You go to the gym to get in shape. But if you aren't careful, that trip to the fitness club could be hazardous to your health.
"Early Show" Consumer Correspondent Susan Koeppen notes that more than 45 million Americans belong to health clubs.
She said, "That adds up to a lot of dirt and sweat, and as we found out -- a lot of germs. They say no pain no gain, but when you go to your local gym you want to get fit not infected."
And all those weights, bikes and barbells can be loaded with germs.
Shelby Hoff, of Naperville, Ill., knows. She picked up methicillin resistant staphylococcus aureus (MRSA) at her local gym.
Hoff told CBS News, "I never thought that working out could cause a life-threatening infection. ... At one my point my arm got so big, my skin burst and shed like a snake."

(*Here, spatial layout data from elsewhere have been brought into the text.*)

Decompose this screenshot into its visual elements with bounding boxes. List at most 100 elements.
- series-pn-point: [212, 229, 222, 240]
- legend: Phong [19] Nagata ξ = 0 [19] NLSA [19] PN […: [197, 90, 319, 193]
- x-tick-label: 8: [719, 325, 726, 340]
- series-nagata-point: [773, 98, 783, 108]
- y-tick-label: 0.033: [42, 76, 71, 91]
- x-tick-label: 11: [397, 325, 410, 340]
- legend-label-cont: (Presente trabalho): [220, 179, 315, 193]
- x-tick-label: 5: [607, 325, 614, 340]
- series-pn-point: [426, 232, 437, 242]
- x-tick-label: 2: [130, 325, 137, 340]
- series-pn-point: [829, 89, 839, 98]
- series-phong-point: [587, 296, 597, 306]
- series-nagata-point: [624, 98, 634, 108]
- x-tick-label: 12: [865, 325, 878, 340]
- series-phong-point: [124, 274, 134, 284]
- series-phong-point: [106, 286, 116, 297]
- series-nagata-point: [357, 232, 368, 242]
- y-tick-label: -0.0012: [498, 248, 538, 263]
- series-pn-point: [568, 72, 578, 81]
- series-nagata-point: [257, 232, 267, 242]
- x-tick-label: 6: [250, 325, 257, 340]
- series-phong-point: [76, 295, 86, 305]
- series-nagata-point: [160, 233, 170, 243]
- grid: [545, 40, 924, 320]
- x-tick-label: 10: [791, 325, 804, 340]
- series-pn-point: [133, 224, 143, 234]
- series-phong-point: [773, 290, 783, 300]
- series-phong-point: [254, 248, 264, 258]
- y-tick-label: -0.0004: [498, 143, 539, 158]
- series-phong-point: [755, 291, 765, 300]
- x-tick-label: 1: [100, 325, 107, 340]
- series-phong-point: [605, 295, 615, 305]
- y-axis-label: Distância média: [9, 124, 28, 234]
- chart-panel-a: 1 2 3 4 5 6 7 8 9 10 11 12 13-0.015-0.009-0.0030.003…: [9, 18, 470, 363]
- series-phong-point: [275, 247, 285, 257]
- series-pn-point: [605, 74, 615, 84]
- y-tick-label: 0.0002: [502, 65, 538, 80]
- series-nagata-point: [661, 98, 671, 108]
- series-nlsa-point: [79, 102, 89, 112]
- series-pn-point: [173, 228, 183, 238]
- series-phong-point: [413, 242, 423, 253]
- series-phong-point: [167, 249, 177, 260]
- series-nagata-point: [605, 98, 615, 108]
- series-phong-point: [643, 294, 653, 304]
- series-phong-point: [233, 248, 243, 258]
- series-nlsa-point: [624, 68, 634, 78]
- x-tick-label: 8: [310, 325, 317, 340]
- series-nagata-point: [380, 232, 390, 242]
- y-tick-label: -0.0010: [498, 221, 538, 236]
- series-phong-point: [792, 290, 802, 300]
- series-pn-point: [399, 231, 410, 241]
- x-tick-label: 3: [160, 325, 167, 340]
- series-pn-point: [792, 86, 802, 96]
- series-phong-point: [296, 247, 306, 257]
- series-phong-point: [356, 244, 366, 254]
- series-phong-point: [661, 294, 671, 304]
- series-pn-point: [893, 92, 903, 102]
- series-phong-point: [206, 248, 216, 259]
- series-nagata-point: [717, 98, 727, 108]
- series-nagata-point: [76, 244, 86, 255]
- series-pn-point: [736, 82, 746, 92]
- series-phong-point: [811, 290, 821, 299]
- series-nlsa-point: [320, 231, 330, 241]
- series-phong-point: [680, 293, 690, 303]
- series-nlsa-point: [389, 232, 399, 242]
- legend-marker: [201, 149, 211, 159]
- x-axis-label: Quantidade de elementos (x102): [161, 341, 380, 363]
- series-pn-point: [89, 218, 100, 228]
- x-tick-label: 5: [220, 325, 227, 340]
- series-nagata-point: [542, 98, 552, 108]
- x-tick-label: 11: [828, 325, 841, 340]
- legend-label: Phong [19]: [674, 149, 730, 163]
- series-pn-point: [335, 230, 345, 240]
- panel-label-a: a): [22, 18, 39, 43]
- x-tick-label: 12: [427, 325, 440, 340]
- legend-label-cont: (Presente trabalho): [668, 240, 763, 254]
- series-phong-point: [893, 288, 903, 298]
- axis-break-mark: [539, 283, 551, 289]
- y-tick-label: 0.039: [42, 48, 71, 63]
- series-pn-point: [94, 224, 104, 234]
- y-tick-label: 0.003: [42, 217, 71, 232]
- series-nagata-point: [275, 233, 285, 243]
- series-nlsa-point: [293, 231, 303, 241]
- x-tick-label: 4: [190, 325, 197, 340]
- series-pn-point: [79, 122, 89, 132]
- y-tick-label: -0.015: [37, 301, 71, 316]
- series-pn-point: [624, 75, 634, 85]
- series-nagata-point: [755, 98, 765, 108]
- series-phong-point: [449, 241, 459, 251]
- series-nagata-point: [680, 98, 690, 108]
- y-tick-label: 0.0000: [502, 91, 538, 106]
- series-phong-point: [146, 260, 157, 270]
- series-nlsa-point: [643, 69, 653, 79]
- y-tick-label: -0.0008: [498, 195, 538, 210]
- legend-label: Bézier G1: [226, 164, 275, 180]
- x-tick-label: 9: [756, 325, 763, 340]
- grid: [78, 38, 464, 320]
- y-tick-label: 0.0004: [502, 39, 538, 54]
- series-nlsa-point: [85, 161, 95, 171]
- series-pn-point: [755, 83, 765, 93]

So could a trip to the gym put you at risk? Koeppen and her team wanted to find out what was lurking on gym equipment -- so we swabbed surfaces at four major gym chains in New York City.
They sent their samples to Sanipure, a Food and Drug Administration and U.S. Department of Agriculture certified lab.
Ron Schnitzer, the lab director, said of the samples, "We had astronomical total bacteria counts in the many millions on just about every surface examined."
Schnitzer says the tests also found E. coli. The highest numbers came from a mat at one gym and a shower at another.
Schnitzer says at every location, Koeppen's team found pseudomonas, which can cause a nasty rash. The highest concentration was in a shower.
But Schnitzer says perhaps the most disturbing finding was the staph aureus detected on a locker room bench. He says that's an indicator some people could be at risk for contracting MRSA.
Schnitzer said, "We don't want to see staph aureus because that's an infection."
The National Athletic Trainers Association just announced new guidelines for preventing skin diseases at gyms, including using new towels for each wipe down and cleaning equipment before and after every use.
And gyms across the country are moving away from the spray bottle with a rag. At a gym in Pittsburgh members are now offered paper towels, and encouraged to use hand sanitizer.
Hoff has healed but still suffers from occasional numbness in her hand.
She says, "There are things out there that you can't see that can harm you and I want people to be able to prevent anything like that from happening to them."
The International Health, Racquet and Sportsclub Association told "The Early Show" maintaining a clean facility and protecting members is a top priority, adding, "It is important for clubs to educate their members about simple ways to increase cleanliness."
To guard against germs, Koeppen added gym patrons should also wash their hands before and after working out with anti-bacterial soap, and also shower with anti-bacterial soap. Additionally, she said people should not only wash their gym clothes, but also their gym bag.